Starring: Taylor Swift, Joe Alwyn, Jack Antonoff
Director: Lana Wilson
Running Time: 85 mins
Taylor Swift: Miss Americana is an American documentary about the tumultuous decade in the career of singer-songwriter Taylor Swift, as she undergoes deep introspection on identity, and the true potential of her role as an international superstar.
There are hundreds of music superstars all with their own unique stories to tell, yet the behind-the-scenes music documentary genre always feels exactly the same: vapid, inconsequential and often even boastful. Just look at the brilliant parody doc Popstar: Never Stop Never Stopping for that exact problem.
And yet, Taylor Swift: Miss Americana is a documentary that goes beyond the tropes of this painfully tired genre. Far more than just another behind-the-scenes experience with a major popstar, the film gives a powerful insight into a woman struggling through a tumultuous period in her life, offering up a meaningful and enthralling discussion on a number of timely political and social themes.
First things first, if you like Taylor Swift and her music, I’m sure that you’ll absolutely love this film. The first twenty minutes are a little more generic – more of a vlog-like behind-the-scenes experience in the vein of most music docs – but superfans of the singer will certainly get a lot out of that.
If you’re not a superfan, then the film does feel like it starts off on the wrong foot, but quickly begins to turn things around as it drives forward with a strikingly passionate account of Swift’s ups and down over the last decade.
Not only does this documentary give such a fascinating and revelatory insight into the psyche behind one of the most famous people on the planet, but it does it in a way that’s both emotionally sympathetic and absolutely riveting.
Starting with a look at Swift’s response to a major crisis in her career, the film opens up a riveting account of both the nature of the modern media and its treatment of celebrities, as well as an emotionally enthralling and eye-opening discussion about the inner weaknesses of celebrities brought up in a system that forces them to rely on total gratification and praise for happiness.
It’s a fascinating theme that forms the bedrock of the entire film, and offers an intelligent and fair explanation for what the world seemed to perceive as Swift ‘going off the rails’ in the mid-part of the 2010s.
And with that, it’s really rather thought-provoking too, suggesting that while Swift has been able to overcome that crisis after much hardship, there have been countless celebrities before her that have suffered a much harsher fate.
That idea plays in strongly with themes of identity, as Swift considers how her ‘nice girl’ image suffocates her emotionally, leading to her complete overhaul of a well-established persona in order to overcome the seemingly endless troubles thrown at her.
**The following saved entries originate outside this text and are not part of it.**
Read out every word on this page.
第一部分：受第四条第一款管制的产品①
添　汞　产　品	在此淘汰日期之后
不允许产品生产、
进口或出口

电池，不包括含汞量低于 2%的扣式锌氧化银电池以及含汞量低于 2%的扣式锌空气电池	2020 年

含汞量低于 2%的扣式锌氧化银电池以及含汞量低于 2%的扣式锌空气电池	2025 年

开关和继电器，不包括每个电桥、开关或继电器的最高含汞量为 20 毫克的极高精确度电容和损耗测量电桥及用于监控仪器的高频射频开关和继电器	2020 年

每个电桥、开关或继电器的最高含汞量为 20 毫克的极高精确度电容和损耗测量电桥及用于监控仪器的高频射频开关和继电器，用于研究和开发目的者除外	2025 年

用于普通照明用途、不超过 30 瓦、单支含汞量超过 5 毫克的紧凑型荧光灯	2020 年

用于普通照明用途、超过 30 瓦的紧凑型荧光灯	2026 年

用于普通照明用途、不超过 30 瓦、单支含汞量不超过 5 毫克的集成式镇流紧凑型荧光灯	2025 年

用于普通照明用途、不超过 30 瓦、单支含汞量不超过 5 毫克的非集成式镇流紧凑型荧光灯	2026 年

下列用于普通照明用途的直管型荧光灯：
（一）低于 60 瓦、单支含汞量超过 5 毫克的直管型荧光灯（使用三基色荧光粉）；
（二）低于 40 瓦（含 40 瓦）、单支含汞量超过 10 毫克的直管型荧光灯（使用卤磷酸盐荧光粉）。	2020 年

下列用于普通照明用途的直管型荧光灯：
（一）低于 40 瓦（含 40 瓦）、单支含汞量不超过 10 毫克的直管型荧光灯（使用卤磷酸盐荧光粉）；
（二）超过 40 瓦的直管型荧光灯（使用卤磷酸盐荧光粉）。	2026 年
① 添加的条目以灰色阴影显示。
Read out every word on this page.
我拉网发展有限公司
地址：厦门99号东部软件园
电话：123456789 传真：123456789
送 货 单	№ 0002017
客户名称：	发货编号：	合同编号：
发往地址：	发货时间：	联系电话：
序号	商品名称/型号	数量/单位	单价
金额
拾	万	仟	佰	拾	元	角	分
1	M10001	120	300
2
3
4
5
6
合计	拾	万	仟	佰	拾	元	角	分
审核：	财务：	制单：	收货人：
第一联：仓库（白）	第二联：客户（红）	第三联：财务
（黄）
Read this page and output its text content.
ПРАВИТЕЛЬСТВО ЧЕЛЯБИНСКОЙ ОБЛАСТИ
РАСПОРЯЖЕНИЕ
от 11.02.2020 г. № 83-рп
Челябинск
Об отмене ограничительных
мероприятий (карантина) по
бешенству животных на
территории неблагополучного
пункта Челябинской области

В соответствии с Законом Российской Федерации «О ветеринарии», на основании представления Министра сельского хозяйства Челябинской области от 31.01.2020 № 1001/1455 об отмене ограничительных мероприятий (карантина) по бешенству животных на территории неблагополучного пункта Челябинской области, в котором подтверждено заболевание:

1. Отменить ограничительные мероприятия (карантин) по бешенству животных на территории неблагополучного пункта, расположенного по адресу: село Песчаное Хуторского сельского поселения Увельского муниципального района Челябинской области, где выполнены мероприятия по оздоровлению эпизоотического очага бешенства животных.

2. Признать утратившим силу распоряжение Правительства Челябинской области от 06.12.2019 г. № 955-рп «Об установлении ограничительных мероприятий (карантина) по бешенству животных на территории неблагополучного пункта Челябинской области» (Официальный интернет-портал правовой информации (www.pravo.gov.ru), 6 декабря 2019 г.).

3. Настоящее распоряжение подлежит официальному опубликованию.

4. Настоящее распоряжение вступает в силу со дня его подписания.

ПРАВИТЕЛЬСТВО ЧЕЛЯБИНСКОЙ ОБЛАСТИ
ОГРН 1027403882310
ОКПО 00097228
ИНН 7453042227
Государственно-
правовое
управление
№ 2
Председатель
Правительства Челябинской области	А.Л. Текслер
From there, the film looks at how she changed her entire outlook on the music industry, the media and, above all, herself – becoming an outspoken and politically charged public figure fighting for what she believes is right, no matter the criticism thrown at her and the potential jeopardy it could pose to her career.
In that, the film finishes with a passionate and fiery call to arms for those suffering in silence to shake off any doubts about themselves and be who they truly are – regardless of what’s expected by those around them.
You might not happen to agree with Swift’s political views and the political agenda the film takes on its latter stages, but it’s handled tenderly and intelligently, and links back brilliantly to her journey towards real fulfilment in her life and career.
So, the film’s stunning emotional depth through its middle portion and passionate and politically charged themes later on are what set this documentary apart from the rest.
It’s far less of a look at the life of just another superstar, but a riveting, powerful and eye-opening account on the nature of celebrity, proving a deeply meaningful and brilliantly insightful watch throughout. And that’s why I’m giving Taylor Swift: Miss Americana an 8.0.